Today these neural implants require surgery, but ultimately we’ll be able to send these brain extenders into the nervous system noninvasively through the capillaries of the brain, without surgery. And we’ll be using them, not just to replace diseased tissue, but to go beyond our current abilities—to extend our memories, extend our pattern recognition and cognitive capabilities, and merge intimately with our technology. So we’ll have radical life expansion along with radical life extension. That’s my vision of what will happen in the next several decades.

David: What are you currently working on?

Ray: I spend maybe forty or fifty percent of my time communicating—in the form of books, articles, interviews, speeches. I give several speeches a month. Then there’s my Web site: KurzweilAI.net. We have a free daily or weekly newsletter; people can sign up by putting in their email address (which is kept in confidence) on the home page.

Then I have several businesses that I’m running, which are in the area of pattern recognition. I’ve been in the reading machine business for thirty-two years. I developed the first print-to-speech technology for the blind in 1976, and we’re introducing a new version that fits in your pocket. A blind person can take it out of their pocket, snap a picture of a handout at a meeting, a sign on a wall, the back of a cereal box, an electronic display, and the device will read it out loud to them through a earphone or speaker.

We’re developing a new medical technology, which is basically a smart undershirt that monitors your health. There will be a smart bra version for women. It takes a complete morphology EKG and monitors your breathing. So, for example, if you’re a heart patient it could tell you whether your atrial fibrillation is getting better or worse. When you’re exercising it can tell you if you’re getting a problem situation. So it gives you diagnostic information. It can also alert you if you should contact your doctor. So basically your undershirt is sending this information by Bluetooth to your cell phone, and your cell phone is running this cardiac evaluation software. So that’s another project.

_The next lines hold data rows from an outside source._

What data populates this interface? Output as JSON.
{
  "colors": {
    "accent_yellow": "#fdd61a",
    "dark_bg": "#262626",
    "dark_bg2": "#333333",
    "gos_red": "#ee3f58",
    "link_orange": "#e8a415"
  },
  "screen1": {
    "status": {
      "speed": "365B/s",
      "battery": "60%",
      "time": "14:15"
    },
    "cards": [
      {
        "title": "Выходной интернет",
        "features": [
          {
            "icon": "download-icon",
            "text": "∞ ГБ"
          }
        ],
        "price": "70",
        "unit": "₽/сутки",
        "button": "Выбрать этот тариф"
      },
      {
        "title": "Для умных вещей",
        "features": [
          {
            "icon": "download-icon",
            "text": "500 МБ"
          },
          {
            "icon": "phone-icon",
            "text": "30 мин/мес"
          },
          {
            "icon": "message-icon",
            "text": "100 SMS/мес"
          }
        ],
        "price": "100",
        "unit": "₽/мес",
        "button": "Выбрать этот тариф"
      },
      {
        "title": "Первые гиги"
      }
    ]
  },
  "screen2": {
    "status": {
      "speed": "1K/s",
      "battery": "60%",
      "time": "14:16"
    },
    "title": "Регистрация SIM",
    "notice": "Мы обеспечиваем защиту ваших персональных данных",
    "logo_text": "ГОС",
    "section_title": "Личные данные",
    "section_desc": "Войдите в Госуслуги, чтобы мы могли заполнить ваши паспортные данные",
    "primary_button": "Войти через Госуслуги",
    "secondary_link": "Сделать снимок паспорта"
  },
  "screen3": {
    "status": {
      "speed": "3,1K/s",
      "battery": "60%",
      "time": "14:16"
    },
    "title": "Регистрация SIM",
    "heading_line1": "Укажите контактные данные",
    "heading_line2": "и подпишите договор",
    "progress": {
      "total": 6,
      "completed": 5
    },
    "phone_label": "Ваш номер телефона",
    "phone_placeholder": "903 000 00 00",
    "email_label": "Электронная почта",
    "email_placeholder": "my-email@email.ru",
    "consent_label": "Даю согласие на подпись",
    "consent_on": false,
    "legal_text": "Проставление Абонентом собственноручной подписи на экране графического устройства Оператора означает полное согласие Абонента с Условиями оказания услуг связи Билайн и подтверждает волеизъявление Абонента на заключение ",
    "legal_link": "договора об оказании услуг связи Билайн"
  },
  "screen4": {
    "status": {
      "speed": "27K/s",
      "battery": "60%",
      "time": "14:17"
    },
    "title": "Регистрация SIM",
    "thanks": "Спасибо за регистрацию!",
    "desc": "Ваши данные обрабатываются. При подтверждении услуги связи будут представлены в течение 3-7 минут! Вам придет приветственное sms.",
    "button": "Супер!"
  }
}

Then we have Ray and Terry’s longevity products at RayandTerry.com, which goes along with Fantastic Voyage. We have about 20 products available now, and we’ll have about fifty within a few months. Basically all the things we recommend in the book will be available. We also have combinations. So, for example, if you want to lower cholesterol we have a cholesterol-lowering product, and you don’t have to buy the eight or nine different supplements separately. We put all of our recommendations together in one combination to make it easy for people to follow. There’s a total daily care, that has basic nutritional supplements, like vitamins and minerals, and coenzyme Q-10, and so on. We have a meal-replacement shake that is low carbohydrate, has no sugar, but actually tastes good, which is actually very unique, because if you’ve ever tasted a low-carb meal-replacement shake you know that there in general the taste is not desirable. This might sound promotional but that was the objective, and it’s actually made up of the nutritional supplements that we recommend. So that’s another company, and those are the companies that we’re running.